FRS 102 - a big change?

In the summer of 2014 I had my first baby; this was a big change from my previous life with no responsibilities. I returned to work the following summer where another big change was underfoot… the introduction of FRS 102.
 
What is FRS 102?
FRS 102 is the new Financial Reporting Standard that applies to companies and groups in the UK and Republic of Ireland. It sets the rules and principles that define how companies must prepare their accounts including the options available for recording transactions and the disclosures that are required.  
 
Gemma Roger
I am an Audit Senior at Moore Stephens in Peterborough; I have worked at the firm for six years including three years training towards my ACA qualification which I achieved in 2013.

The best thing about my job is getting to know people and their businesses; I like to think that I am an approachable team member, more than just a number cruncher!
 
So how do the two compare and how will the new standard change the life of your company?

Life will never be the same again
OK, that’s rather dramatic, but the new accounting standards are a permanent change (much in the same way as bringing home a baby!). The requirements of FRS 102 replace the previous principles used to prepare accounts; governing what is prepared and how. Whilst this can initially be daunting and may call upon new information that was not previously required, although necessary, ultimately adapting to the new requirements of FRS 102 will be painless!
 
Key Fact
Early adoption is permitted for medium companies for periods beginning on or after 1 January 2014 or small companies for periods beginning on or after 1 January 2015.

Different people are affected in different ways
The size of your company will affect how and when FRS 102 will impact you. Medium companies will be most affected with FRS 102 applying to accounting periods beginning on or after 1 January 2015. There may be additional disclosure requirements, scope to change how assets/liabilities are accounted for and in some cases transactions that were not previously accounted for may need to be recorded.

Under FRS 102 small companies will have to follow the same basic accounting principles as medium companies but will prepare simpler accounts with the standard setting out 13 mandatory notes for disclosure. For most small companies there will be no significant changes.
 
Key Fact – information on public record
Abbreviated accounts are being abolished. Small companies will be allowed to submit abridged accounts (with no Directors Report or Profit and Loss account) to Companies House.
 
Key Fact
For periods beginning on or after 1 January 2016 a company will remain small until it breaches any two of the following three conditions for two consecutive years:
  • £10.2m maximum turnover
  • £5.1m maximum gross assets
  • An average of 50 employees

Appearance
Any mum will tell you the impact of a toddler’s finger prints and food stains. Luckily the impact of FRS 102 on the appearance of financial statements is less dramatic and certainly less messy!

Medium companies are now required to include a Statement of Changes in Equity. Some disclosure requirements may also change and the face of the Cashflow Statement will contain more detailed information under three headings.

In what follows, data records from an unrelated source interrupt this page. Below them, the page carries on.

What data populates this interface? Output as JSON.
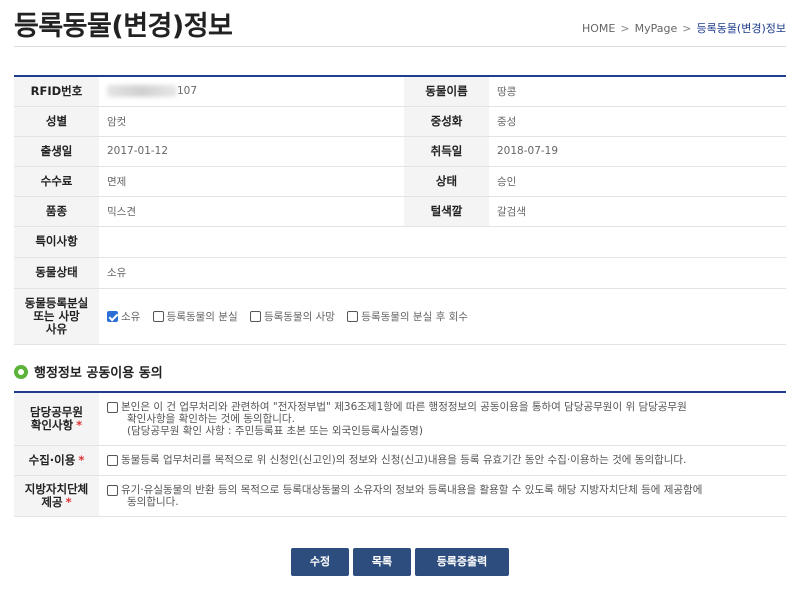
{
  "page": {
    "title": "등록동물(변경)정보"
  },
  "breadcrumb": {
    "home": "HOME",
    "separator": ">",
    "mypage": "MyPage",
    "current": "등록동물(변경)정보"
  },
  "info": {
    "rfid_label": "RFID번호",
    "rfid_suffix": "107",
    "animal_name_label": "동물이름",
    "animal_name": "땅콩",
    "sex_label": "성별",
    "sex": "암컷",
    "neuter_label": "중성화",
    "neuter": "중성",
    "birth_label": "출생일",
    "birth": "2017-01-12",
    "acquire_label": "취득일",
    "acquire": "2018-07-19",
    "fee_label": "수수료",
    "fee": "면제",
    "status_label": "상태",
    "status": "승인",
    "breed_label": "품종",
    "breed": "믹스견",
    "color_label": "털색깔",
    "color": "갈검색",
    "special_label": "특이사항",
    "special": "",
    "animal_state_label": "동물상태",
    "animal_state": "소유",
    "loss_reason_label_l1": "동물등록분실",
    "loss_reason_label_l2": "또는 사망",
    "loss_reason_label_l3": "사유",
    "loss_reason_options": [
      {
        "label": "소유",
        "checked": true
      },
      {
        "label": "등록동물의 분실",
        "checked": false
      },
      {
        "label": "등록동물의 사망",
        "checked": false
      },
      {
        "label": "등록동물의 분실 후 회수",
        "checked": false
      }
    ]
  },
  "consent": {
    "section_title": "행정정보 공동이용 동의",
    "required_mark": "*",
    "officer_label_l1": "담당공무원",
    "officer_label_l2": "확인사항",
    "officer_text_l1": "본인은 이 건 업무처리와 관련하여 \"전자정부법\" 제36조제1항에 따른 행정정보의 공동이용을 통하여 담당공무원이 위 담당공무원",
    "officer_text_l2": "확인사항을 확인하는 것에 동의합니다.",
    "officer_text_l3": "(담당공무원 확인 사항 : 주민등록표 초본 또는 외국인등록사실증명)",
    "collect_label": "수집·이용",
    "collect_text": "동물등록 업무처리를 목적으로 위 신청인(신고인)의 정보와 신청(신고)내용을 등록 유효기간 동안 수집·이용하는 것에 동의합니다.",
    "local_label_l1": "지방자치단체",
    "local_label_l2": "제공",
    "local_text_l1": "유기·유실동물의 반환 등의 목적으로 등록대상동물의 소유자의 정보와 등록내용을 활용할 수 있도록 해당 지방자치단체 등에 제공함에",
    "local_text_l2": "동의합니다."
  },
  "buttons": {
    "modify": "수정",
    "list": "목록",
    "print": "등록증출력"
  },
  "colors": {
    "accent_navy": "#1f3d8c",
    "button_bg": "#2e4d7f",
    "required_red": "#dd3333",
    "section_icon_green": "#5bb33a",
    "checkbox_checked_blue": "#2b6fd6"
  }
}
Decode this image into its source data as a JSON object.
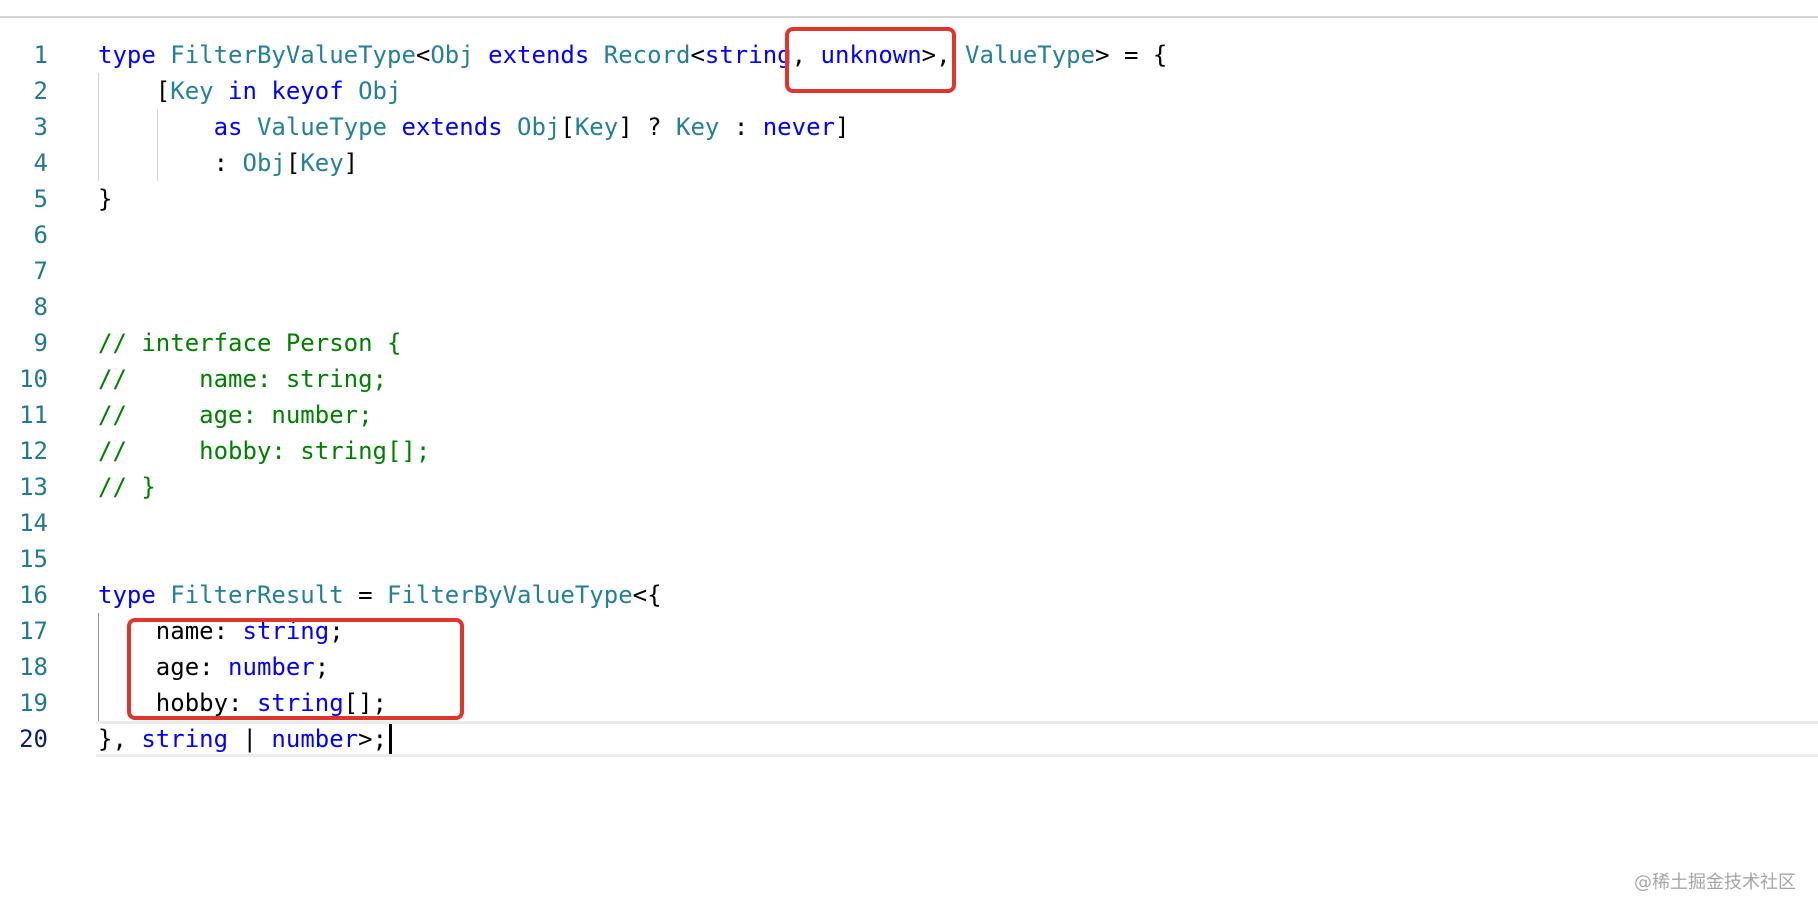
{
  "editor": {
    "lines": [
      {
        "n": "1",
        "segs": [
          [
            "k",
            "type "
          ],
          [
            "t",
            "FilterByValueType"
          ],
          [
            "p",
            "<"
          ],
          [
            "t",
            "Obj"
          ],
          [
            "k",
            " extends "
          ],
          [
            "t",
            "Record"
          ],
          [
            "p",
            "<"
          ],
          [
            "k",
            "string"
          ],
          [
            "p",
            ", "
          ],
          [
            "k",
            "unknown"
          ],
          [
            "p",
            ">, "
          ],
          [
            "t",
            "ValueType"
          ],
          [
            "p",
            "> = {"
          ]
        ]
      },
      {
        "n": "2",
        "segs": [
          [
            "p",
            "    ["
          ],
          [
            "t",
            "Key"
          ],
          [
            "k",
            " in "
          ],
          [
            "k",
            "keyof "
          ],
          [
            "t",
            "Obj"
          ]
        ]
      },
      {
        "n": "3",
        "segs": [
          [
            "p",
            "        "
          ],
          [
            "k",
            "as "
          ],
          [
            "t",
            "ValueType"
          ],
          [
            "k",
            " extends "
          ],
          [
            "t",
            "Obj"
          ],
          [
            "p",
            "["
          ],
          [
            "t",
            "Key"
          ],
          [
            "p",
            "] ? "
          ],
          [
            "t",
            "Key"
          ],
          [
            "p",
            " : "
          ],
          [
            "k",
            "never"
          ],
          [
            "p",
            "]"
          ]
        ]
      },
      {
        "n": "4",
        "segs": [
          [
            "p",
            "        : "
          ],
          [
            "t",
            "Obj"
          ],
          [
            "p",
            "["
          ],
          [
            "t",
            "Key"
          ],
          [
            "p",
            "]"
          ]
        ]
      },
      {
        "n": "5",
        "segs": [
          [
            "p",
            "}"
          ]
        ]
      },
      {
        "n": "6",
        "segs": []
      },
      {
        "n": "7",
        "segs": []
      },
      {
        "n": "8",
        "segs": []
      },
      {
        "n": "9",
        "segs": [
          [
            "c",
            "// interface Person {"
          ]
        ]
      },
      {
        "n": "10",
        "segs": [
          [
            "c",
            "//     name: string;"
          ]
        ]
      },
      {
        "n": "11",
        "segs": [
          [
            "c",
            "//     age: number;"
          ]
        ]
      },
      {
        "n": "12",
        "segs": [
          [
            "c",
            "//     hobby: string[];"
          ]
        ]
      },
      {
        "n": "13",
        "segs": [
          [
            "c",
            "// }"
          ]
        ]
      },
      {
        "n": "14",
        "segs": []
      },
      {
        "n": "15",
        "segs": []
      },
      {
        "n": "16",
        "segs": [
          [
            "k",
            "type "
          ],
          [
            "t",
            "FilterResult"
          ],
          [
            "p",
            " = "
          ],
          [
            "t",
            "FilterByValueType"
          ],
          [
            "p",
            "<{"
          ]
        ]
      },
      {
        "n": "17",
        "segs": [
          [
            "p",
            "    name: "
          ],
          [
            "k",
            "string"
          ],
          [
            "p",
            ";"
          ]
        ]
      },
      {
        "n": "18",
        "segs": [
          [
            "p",
            "    age: "
          ],
          [
            "k",
            "number"
          ],
          [
            "p",
            ";"
          ]
        ]
      },
      {
        "n": "19",
        "segs": [
          [
            "p",
            "    hobby: "
          ],
          [
            "k",
            "string"
          ],
          [
            "p",
            "[];"
          ]
        ]
      },
      {
        "n": "20",
        "segs": [
          [
            "p",
            "}, "
          ],
          [
            "k",
            "string"
          ],
          [
            "p",
            " | "
          ],
          [
            "k",
            "number"
          ],
          [
            "p",
            ">;"
          ]
        ]
      }
    ],
    "current_line": 20
  },
  "colors": {
    "keyword": "#0000ff",
    "type": "#267f99",
    "comment": "#008000",
    "line_number": "#237893",
    "highlight_box": "#e0352b"
  },
  "watermark": "@稀土掘金技术社区"
}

The smallest companies will only have to prepare a Directors Report, Profit and Loss account and Balance Sheet with a maximum of 13 required disclosures. 
 
Key Fact
Micro entities must satisfy two of the following three criteria for two consecutive years:
  • £632,000 maximum turnover
  • £316,000 maximum gross assets
  • An average of 10 employees
lso they may not be in a group where group accounts are being prepared.  Such entities are permitted under FRS 105 to prepare Micro Entity accounts consisting of a Profit and Loss account, Balance sheet and two prescribed notes.

Documentation
Change inevitably leads to some kind of form filling or answering new questions (be those from a health visitor or an auditor!)

In the case of FRS 102, it is likely that further information may be required for the year of transition and the comparative year where disclosure changes apply; so expect to be asked to provide more information and historical information if required.

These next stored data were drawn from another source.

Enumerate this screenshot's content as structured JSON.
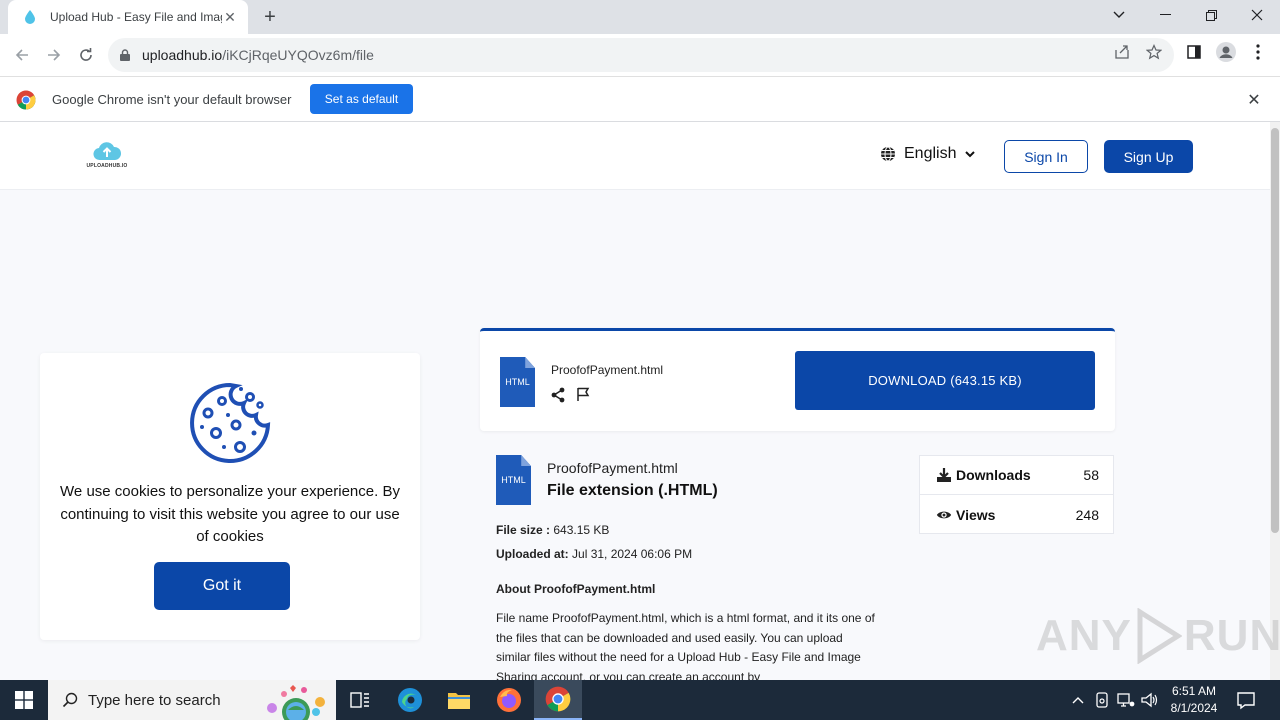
{
  "browser": {
    "tab_title": "Upload Hub - Easy File and Image Sharing",
    "url_host": "uploadhub.io",
    "url_path": "/iKCjRqeUYQOvz6m/file",
    "infobar_message": "Google Chrome isn't your default browser",
    "infobar_button": "Set as default"
  },
  "header": {
    "logo_text": "UPLOADHUB.IO",
    "language": "English",
    "signin_label": "Sign In",
    "signup_label": "Sign Up"
  },
  "download_card": {
    "file_type": "HTML",
    "file_name": "ProofofPayment.html",
    "download_label": "DOWNLOAD (643.15 KB)"
  },
  "details": {
    "file_type": "HTML",
    "file_name": "ProofofPayment.html",
    "extension": "File extension (.HTML)",
    "size_label": "File size :",
    "size_value": "643.15 KB",
    "uploaded_label": "Uploaded at:",
    "uploaded_value": "Jul 31, 2024 06:06 PM",
    "about_title": "About ProofofPayment.html",
    "about_text": "File name ProofofPayment.html, which is a html format, and it its one of the files that can be downloaded and used easily. You can upload similar files without the need for a Upload Hub - Easy File and Image Sharing account, or you can create an account by"
  },
  "stats": {
    "downloads_label": "Downloads",
    "downloads_value": "58",
    "views_label": "Views",
    "views_value": "248"
  },
  "cookie": {
    "text": "We use cookies to personalize your experience. By continuing to visit this website you agree to our use of cookies",
    "button": "Got it"
  },
  "watermark": {
    "left": "ANY",
    "right": "RUN"
  },
  "taskbar": {
    "search_placeholder": "Type here to search",
    "time": "6:51 AM",
    "date": "8/1/2024"
  },
  "colors": {
    "brand": "#0b47a8",
    "chrome_blue": "#1a73e8",
    "taskbar": "#1c2a3a"
  }
}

Key areas of change include:
  • Investment Property
  • Leasing Commitment disclosures
  • Treatment of financial instruments
Cost
Change is often associated with cost and in the case of a new baby that certainly is the case.

The changes to financial statements and disclosures in the year of transition are likely to incur further work, but this one off cost will be minimal and necessary in setting up a good foundation on which to prepare FRS 102 accounts.

It is also worth noting that in some cases, changes to the treatment and value of assets and liabilities under the new reporting rules may impact on reported profits and therefore the tax position of the company.

Trust and advice
A time of change is a time for decisions to be made, and whether those decisions relate to home life or business, it is important to have someone knowledgeable to trust and consult for advice.  My mum has been invaluable to me since my baby was born; but unfortunately isn’t available for general consultation!

With big changes abound, it is important to know that Moore Stephens have the knowledge and expertise to ensure that the decisions you make under FRS 102 are well informed and right for you and your business.

20 months down the line and I can’t imagine life without my little boy; and we are getting more comfortable with FRS 102 too. The changes have been daunting but it hasn’t taken long to settle into the new routines, requirements and expectations of the new standard (and motherhood!)